La Brain & Spine Foundation : l’héritage du Dr Watkins
Créée en 1992 par le Professeur Sid Watkins – délégué médical et de sécurité de la F1 pendant plus de 25 ans – et le neurochirurgien Peter Hamlyn, la Brain & Spine Foundation œuvre pour améliorer la prévention, le traitement et l’accompagnement des personnes atteintes de troubles neurologiques. Cette année, 15 660 personnes ont directement ou indirectement bénéficié du soutien d’une infirmière en neurosciences via la ligne d’écoute de l’association. Le lien avec la F1 est indéfectible : Watkins a consacré sa vie à rendre ce sport plus sûr, avant d’étendre son combat à l’ensemble de la société.
Vettel, le champion aux multiples engagements
Depuis l’annonce de sa retraite en juillet 2022 – après 16 saisons, 53 victoires en Grand Prix et quatre titres mondiaux consécutifs entre 2010 et 2013 avec Red Bull –, Sebastian Vettel a entamé une reconversion aussi remarquée qu’inspirante. Là où certains anciens champions peinent à trouver leur voie loin des circuits, lui semble s’épanouir pleinement.
Engagé dans des projets environnementaux, il a entrepris une formation en agriculture, milite pour les carburants durables et est devenu co-propriétaire de l’équipe allemande en SailGP depuis 2023. Il a notamment piloté une Williams FW14B de 1992 lors de plusieurs événements pour promouvoir les carburants de synthèse, comme au Goodwood Festival of Speed.
Son marathon de Londres s’inscrit dans cette logique de dépassement de soi et d’engagement pour autrui. À l’instar d’autres figures du paddock qui réinvestissent leur énergie ailleurs que sur la piste, Vettel prouve que la retraite sportive peut être le début d’un nouveau chapitre, tourné vers des causes qui comptent vraiment.

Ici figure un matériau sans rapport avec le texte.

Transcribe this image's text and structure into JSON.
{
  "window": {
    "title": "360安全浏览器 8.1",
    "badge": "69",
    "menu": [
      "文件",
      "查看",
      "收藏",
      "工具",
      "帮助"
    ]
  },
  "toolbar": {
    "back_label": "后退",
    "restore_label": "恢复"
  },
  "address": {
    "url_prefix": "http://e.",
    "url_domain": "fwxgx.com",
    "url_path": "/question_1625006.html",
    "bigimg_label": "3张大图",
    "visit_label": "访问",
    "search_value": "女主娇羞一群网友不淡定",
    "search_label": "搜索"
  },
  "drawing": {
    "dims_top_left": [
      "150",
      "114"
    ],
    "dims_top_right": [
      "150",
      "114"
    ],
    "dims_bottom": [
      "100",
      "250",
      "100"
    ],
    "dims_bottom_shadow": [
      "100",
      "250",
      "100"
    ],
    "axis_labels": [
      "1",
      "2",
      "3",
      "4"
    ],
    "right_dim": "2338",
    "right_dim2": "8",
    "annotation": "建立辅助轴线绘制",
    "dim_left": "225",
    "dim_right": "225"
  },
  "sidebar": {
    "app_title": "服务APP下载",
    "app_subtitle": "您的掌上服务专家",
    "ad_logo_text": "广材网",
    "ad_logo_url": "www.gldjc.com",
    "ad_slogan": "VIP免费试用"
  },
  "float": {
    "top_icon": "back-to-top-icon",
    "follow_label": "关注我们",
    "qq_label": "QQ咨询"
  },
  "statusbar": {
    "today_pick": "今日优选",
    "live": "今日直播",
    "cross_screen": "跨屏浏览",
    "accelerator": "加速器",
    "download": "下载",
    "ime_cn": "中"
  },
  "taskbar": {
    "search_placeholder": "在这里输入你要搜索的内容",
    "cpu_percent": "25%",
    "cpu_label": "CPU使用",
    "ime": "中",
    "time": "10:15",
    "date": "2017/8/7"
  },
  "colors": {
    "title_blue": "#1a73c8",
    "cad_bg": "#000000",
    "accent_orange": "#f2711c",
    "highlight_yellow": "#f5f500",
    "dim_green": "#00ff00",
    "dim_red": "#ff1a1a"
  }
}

Un Marathon de Londres 2026 historique
L’édition 2026 du TCS London Marathon restera dans les annales pour de nombreuses raisons. Outre la performance de Vettel, c’est aussi lors de cette course que le Kényan Sabastian Sawe est devenu le premier athlète à courir un marathon en moins de deux heures dans des conditions de course officielles, avec un temps époustouflant de 1 h 59 min 30 s.

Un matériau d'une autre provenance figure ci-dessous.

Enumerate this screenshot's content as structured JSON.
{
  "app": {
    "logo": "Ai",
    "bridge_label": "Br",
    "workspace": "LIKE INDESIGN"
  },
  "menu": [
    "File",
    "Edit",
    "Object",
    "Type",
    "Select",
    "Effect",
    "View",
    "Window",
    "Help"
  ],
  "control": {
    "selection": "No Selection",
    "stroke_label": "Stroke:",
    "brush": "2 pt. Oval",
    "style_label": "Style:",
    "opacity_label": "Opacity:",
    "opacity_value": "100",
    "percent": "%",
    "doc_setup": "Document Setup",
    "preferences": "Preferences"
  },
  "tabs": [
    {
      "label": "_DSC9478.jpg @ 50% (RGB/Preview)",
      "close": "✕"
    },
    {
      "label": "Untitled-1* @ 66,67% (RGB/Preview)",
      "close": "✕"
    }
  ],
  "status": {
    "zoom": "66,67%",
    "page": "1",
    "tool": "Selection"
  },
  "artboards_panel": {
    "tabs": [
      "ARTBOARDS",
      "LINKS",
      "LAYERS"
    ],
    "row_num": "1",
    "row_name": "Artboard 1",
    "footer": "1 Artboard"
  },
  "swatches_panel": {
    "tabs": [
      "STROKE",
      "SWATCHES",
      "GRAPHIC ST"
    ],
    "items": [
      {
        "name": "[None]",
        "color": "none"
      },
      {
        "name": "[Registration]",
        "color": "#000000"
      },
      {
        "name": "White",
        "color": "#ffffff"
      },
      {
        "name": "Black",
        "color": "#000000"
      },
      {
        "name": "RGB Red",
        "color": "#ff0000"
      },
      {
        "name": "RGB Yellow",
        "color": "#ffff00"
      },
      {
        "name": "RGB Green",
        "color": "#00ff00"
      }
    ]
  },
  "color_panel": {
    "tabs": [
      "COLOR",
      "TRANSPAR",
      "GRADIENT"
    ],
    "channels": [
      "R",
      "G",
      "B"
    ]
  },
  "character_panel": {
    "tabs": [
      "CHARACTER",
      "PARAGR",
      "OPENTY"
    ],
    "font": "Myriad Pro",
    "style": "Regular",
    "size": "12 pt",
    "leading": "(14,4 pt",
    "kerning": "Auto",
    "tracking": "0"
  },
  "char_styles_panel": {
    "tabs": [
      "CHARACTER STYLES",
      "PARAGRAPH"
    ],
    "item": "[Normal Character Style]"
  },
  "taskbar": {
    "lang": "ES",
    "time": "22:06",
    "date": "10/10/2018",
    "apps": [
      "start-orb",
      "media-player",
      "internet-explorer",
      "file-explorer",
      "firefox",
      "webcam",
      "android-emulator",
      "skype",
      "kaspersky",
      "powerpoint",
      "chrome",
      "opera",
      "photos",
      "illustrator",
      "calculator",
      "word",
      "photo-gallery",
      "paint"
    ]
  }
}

Plus de 58 250 participants ont franchi la ligne d’arrivée avant 18 h 15, lors d’un événement qui avait reçu un record mondial de 1,13 million de candidatures pour le tirage au sort. Par ailleurs, plus de 1 900 participants en situation de handicap ont pris part à la course, faisant de cette édition le Marathon de Londres le plus inclusif jamais organisé.

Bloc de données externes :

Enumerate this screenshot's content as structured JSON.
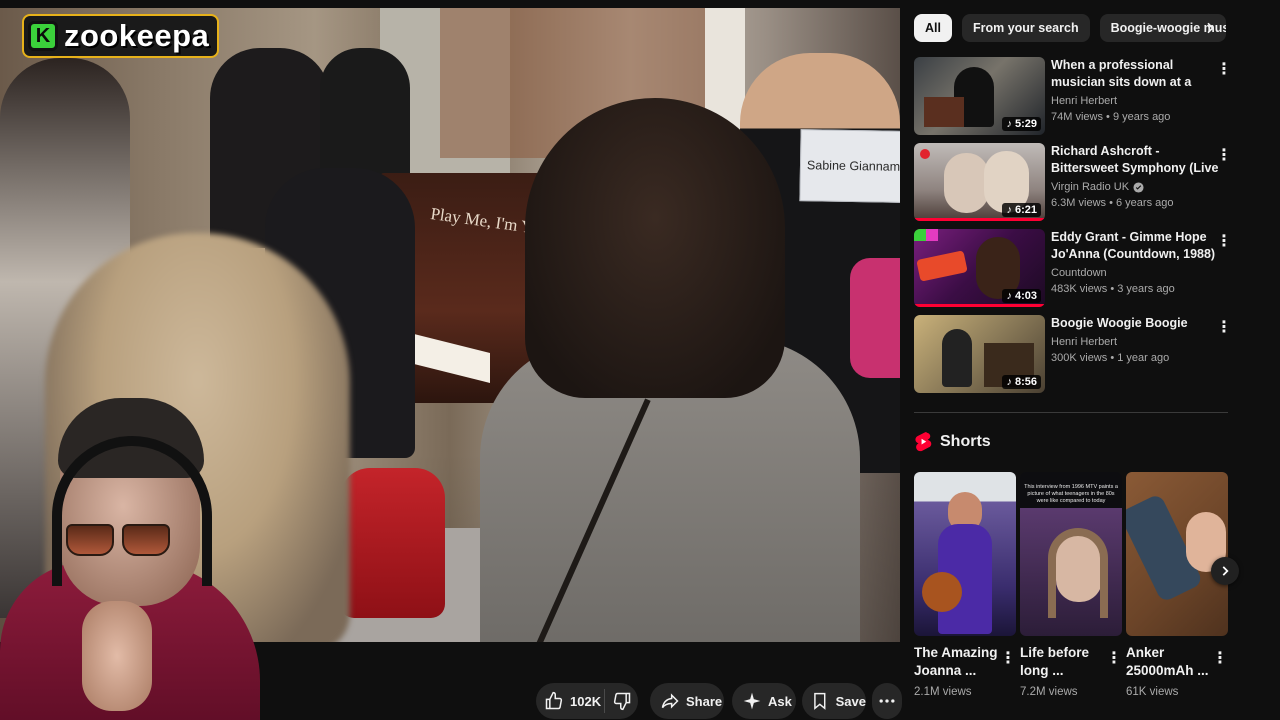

Au total, 38 072 978 £ ont été levés via Enthuse, la plateforme officielle de collecte de fonds – un record journalier et une hausse de 22 % par rapport à l’année précédente.
Une inspiration bien au-delà des circuits
La participation de Sebastian Vettel au Marathon de Londres symbolise bien plus que le simple dépassement sportif. Un homme qui a tout remporté sur les circuits, qui aurait pu se contenter de savourer ses lauriers, a choisi, à 38 ans, de se remettre en question, de transpirer sous le soleil londonien et de mettre son nom au service de ceux qui en ont besoin.
Alors que la Formule 1 2026 bat son plein sur les circuits du monde entier – avec ses propres enjeux techniques et sportifs que nous suivons de près –, Vettel, lui, court pour d’autres victoires. Celles qui ne s’affichent pas sur un podium, mais qui changent des vies.
Et c’est peut-être là sa plus belle performance.